Raiatea is only 35nm from Huahine, a short and easy sail. We sailed through the main pass off the town of Uturoa to access the lagoon, then made our way to Apooiti Marina where we picked up a mooring, and then took the mainsail to Regine at Voilerie Sellerie Aveia for repair. This marina is also the base for the Moorings, Sunsail and the Tahiti Yacht Charter businesses, and Regine has a steady supply of business from repairing sails to making up complete sets of new cushion covers. By the following morning she had the sail ready for inspection to show us where the weak points are, along with a quote for the work (fabric and labour). Over 24 hours full use was made of the marina washing machine – the first loads of laundry to be treated to 40, 60, even 90 deg washes for what seems like a very long time! A banal but worthwhile blog entry, as the industrial sized machines found in most marinas / laundries provide a cold wash only.
The twin peaks of Bora Bora 30nm away were an attractive backdrop for the setting sun, so dinner was ashore at La Voile d’Or in time for sundowners. The time it was going to take to repair the mainsail enabled us to plan a passage around Taha’a, which shares the same lagoon as Raiatea. We were able to sail north on the leeward side of Taha’a, until we arrived at the planned anchorage just inside the reef, close to the motu of Ilot Tautau.
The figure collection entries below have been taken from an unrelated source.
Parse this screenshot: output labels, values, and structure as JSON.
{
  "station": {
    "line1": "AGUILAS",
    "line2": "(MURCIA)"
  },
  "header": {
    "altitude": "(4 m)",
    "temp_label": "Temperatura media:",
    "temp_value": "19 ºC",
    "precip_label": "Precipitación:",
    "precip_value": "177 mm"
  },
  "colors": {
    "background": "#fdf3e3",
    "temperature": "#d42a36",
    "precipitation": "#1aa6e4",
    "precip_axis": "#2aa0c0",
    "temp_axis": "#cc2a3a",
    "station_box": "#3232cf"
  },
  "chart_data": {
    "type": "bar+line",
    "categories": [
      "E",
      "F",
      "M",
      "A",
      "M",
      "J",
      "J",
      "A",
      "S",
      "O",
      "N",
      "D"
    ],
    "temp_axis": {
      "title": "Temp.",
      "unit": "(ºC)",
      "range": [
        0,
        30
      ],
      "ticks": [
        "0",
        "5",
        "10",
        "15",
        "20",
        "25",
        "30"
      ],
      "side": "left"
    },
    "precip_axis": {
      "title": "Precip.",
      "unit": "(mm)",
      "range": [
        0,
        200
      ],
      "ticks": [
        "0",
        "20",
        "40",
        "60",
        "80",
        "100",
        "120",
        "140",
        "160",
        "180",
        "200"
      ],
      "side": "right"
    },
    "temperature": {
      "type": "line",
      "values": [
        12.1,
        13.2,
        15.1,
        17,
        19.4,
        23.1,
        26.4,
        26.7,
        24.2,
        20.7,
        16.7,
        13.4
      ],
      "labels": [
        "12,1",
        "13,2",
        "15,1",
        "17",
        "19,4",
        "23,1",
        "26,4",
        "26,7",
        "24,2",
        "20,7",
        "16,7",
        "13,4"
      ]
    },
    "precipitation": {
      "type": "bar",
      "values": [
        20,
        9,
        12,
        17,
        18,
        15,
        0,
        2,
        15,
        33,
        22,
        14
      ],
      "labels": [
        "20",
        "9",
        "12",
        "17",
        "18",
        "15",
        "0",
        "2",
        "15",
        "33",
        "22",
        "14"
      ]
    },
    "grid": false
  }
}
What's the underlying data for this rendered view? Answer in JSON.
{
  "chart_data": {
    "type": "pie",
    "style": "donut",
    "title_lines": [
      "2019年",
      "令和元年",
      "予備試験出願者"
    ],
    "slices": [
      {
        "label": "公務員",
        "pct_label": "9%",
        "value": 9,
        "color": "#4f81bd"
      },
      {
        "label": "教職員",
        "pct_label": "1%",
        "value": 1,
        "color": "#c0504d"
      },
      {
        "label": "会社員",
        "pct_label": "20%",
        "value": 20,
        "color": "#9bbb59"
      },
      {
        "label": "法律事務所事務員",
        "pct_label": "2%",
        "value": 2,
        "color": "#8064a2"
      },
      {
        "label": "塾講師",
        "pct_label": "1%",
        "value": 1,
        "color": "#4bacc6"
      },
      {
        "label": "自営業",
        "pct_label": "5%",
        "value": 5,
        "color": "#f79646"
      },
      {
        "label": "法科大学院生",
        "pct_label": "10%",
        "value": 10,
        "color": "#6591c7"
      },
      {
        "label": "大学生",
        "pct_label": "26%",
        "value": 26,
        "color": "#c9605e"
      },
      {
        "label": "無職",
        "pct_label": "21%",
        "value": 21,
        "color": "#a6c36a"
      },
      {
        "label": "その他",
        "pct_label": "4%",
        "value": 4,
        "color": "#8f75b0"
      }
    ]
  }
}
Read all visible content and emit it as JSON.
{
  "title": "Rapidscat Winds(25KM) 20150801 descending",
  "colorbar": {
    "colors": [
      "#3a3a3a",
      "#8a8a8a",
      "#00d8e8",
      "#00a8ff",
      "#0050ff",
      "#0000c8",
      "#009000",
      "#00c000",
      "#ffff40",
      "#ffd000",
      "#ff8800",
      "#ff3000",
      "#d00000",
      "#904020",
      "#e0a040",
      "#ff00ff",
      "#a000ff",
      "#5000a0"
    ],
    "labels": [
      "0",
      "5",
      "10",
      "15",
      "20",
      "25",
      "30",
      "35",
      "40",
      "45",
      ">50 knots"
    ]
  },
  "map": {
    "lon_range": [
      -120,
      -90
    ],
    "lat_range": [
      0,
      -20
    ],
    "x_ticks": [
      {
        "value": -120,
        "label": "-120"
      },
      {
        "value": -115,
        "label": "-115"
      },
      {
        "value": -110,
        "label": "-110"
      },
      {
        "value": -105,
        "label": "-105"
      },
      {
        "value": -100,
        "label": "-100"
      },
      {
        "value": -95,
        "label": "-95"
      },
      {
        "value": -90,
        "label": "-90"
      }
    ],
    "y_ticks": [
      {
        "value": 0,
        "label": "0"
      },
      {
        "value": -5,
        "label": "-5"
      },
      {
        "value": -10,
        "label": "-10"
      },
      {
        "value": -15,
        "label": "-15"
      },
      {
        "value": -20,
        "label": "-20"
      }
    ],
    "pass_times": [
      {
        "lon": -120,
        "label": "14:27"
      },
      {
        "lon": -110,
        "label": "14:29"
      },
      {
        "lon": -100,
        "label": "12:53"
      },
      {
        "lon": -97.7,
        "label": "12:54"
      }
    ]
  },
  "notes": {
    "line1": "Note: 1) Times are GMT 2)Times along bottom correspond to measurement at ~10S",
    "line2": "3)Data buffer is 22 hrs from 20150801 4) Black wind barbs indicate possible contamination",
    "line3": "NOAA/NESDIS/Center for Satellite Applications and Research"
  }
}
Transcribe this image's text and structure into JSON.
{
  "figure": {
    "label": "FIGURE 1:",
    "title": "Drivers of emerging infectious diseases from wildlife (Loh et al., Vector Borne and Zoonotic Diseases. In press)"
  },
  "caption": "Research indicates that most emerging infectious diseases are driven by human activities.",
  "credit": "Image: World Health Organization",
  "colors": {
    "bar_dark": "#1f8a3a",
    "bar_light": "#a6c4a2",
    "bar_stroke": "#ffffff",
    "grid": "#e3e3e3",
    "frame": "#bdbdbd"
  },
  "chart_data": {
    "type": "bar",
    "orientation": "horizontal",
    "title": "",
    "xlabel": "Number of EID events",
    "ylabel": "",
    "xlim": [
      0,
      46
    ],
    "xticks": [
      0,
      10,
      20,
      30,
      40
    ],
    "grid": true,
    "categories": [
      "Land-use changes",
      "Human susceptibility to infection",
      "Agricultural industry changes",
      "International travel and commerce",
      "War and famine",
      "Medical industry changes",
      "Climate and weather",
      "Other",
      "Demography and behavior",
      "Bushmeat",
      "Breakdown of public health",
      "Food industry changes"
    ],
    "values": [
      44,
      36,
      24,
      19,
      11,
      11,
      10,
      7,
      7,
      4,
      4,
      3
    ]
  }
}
The most expensive hotel in Polynesia has been built here. Le Taha’a Private Island & Spa, is a mere £770 per over-the-water-bungalow per night, excluding food and travel costs! To see what it really looks like, click on www.letahaa.com
Between this and another adjoining motu there is a ‘coral garden’. Here the water was shallow, clear and teeming with pretty, colourful fish, some of which we had not come across before. They were calmly swimming just an arm’s length away! Here are examples:
After being rather spoilt by the Caribbean, we found the coral disappointing and not particularly attractive. Unfortunately not a fan coral or sponge in sight. But we were anchored in very clear water, and the views of the island, motus, reef and Bora Bora were stunning.
We enjoyed two further overnight stops around the island, both of them just inside the coral reef, one on a ‘Moorings’ mooring off Motu Tuvahine, the other at what turned out to be a popular anchorage of Motu Mahaea just inside the eastern pass. Thus our gentle circumnavigation of this beautiful island was completed, sailing under genoa for much of the way.
As far as rating the islands we have visited is concerned, Taha’a is just as attractive, low key and uncommercialised as Huahine with the added advantage that we could sail within the reef.
We returned to Apooiti, picked up and bent on the repaired mainsail. Regine had done an expert and professional job, which will hopefully last until New Zealand. After buying a few provisions we filled Pipistrelle’s tanks with duty free diesel in Uturoa for the last time in French Polynesia and even managed to get our Camping Gaz bottles refilled with butane at the Raiatea Carenage.
Only another six hours to sail to Bora Bora and we set off from the Taha’a Yacht Club (currently closed for renovation) where we had picked up a mooring the previous evening. Again a wonderful setting.